Login to openam, setting the persistant cookie
Restart browser (to clear session cookies)
Go to site A, user is logged in automatically because of persistant cookie
Delete all cookies except iPlanetDirectoryPro cookie
Refresh page - asked to login
If I repeat the test but with the iPlanetDirectoryPro cookie generated by a normal login then when I refresh the page, I automatically get authenticated. (I have changed the title of the question to reflect this).
FURTHER EDIT:
Turned up debugging - am seeing this exception in the logs:
IdName is :null
amAuth:11/28/2012 05:11:25:750 PM GMT: Thread[TP-Processor2,5,main]
orgName is :xxx
amAuth:11/28/2012 05:11:25:750 PM GMT: Thread[TP-Processor2,5,main]
AuthD.getIdentity() from IdUtils Name: null Org: xxx
amAuth:11/28/2012 05:11:25:750 PM GMT: Thread[TP-Processor2,5,main]
AuthD.getIdentity: Got IdRepoException while getting Identity from IdUtils: Illegal universal identifier null.

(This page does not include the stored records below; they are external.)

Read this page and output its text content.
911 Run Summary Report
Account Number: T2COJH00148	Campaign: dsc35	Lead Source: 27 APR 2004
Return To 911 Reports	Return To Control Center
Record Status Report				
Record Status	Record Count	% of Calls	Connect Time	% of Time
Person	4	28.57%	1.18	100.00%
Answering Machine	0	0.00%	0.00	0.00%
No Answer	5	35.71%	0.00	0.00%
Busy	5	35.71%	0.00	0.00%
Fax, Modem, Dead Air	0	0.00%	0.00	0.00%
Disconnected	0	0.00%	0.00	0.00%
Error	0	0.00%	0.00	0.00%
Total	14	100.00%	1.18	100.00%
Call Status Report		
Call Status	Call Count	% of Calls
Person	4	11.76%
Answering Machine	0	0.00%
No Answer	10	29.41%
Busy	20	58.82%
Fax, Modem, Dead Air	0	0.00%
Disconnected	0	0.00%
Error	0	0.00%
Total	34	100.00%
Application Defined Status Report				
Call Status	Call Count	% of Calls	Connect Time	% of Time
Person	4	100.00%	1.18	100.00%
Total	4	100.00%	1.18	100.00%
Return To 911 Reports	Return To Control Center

amAuth:11/28/2012 05:11:25:750 PM GMT: Thread[TP-Processor2,5,main]
isLockedOut:Exception :
java.lang.NullPointerException
at com.sun.identity.idm.server.IdCachedServicesImpl.search(IdCachedServicesImpl.java:585)
at com.sun.identity.idm.AMIdentityRepository.searchIdentities(AMIdentityRepository.java:296)
at com.sun.identity.authentication.service.AuthD.getIdentity(AuthD.java:1453)
at com.sun.identity.authentication.service.AMAccountLockout.isMemoryLockout(AMAccountLockout.java:297)
at com.sun.identity.authentication.service.AMAccountLockout.isLockedOut(AMAccountLockout.java:281)
at com.sun.identity.authentication.service.AMAccountLockout.isLockedOut(AMAccountLockout.java:264)
at com.sun.identity.authentication.service.AMLoginContext.processPCookieMode(AMLoginContext.java:1919)
at com.sun.identity.authentication.service.AMLoginContext.processIndexType(AMLoginContext.java:1846)
A quick scan through the openam code - it appears that we are not getting a username here in AMAccountLockout.java:264:
public boolean isLockedOut() {
// has this user been locked out.
String userDN = loginState.getUserToken();
return isLockedOut(userDN);
}
Persistent Cookie mode has changed in OpenAM ... DProCookie is actually not used anymore.
Posssibly you're running 'restricted token mode' AKA 'cookie anti-hijack mode' and CDCServlet does not issue a proper authentication assertion
Could be that you are running into https://bugster.forgerock.org/jira/browse/OPENAM-1002 ?
Also it could be a problem with your cookie domains, maybe site B redirects to a different domain where DProPCookie is not visible?
Ultimately we discovered that the problem was that the SSO cookie generated by the persistant cookie had no authention modules - and therefore the authentication level was set to Integer.MIN_VALUE;.
In our situation we made a slightly hacky fix to force this to be 0 instead, which fixes up the problem.
I presume the correct thing to do would be to either have a seperate authentication module for persistant cookie logins or to store the authenticating module in the SSO cookie generated by the Persistant cookie.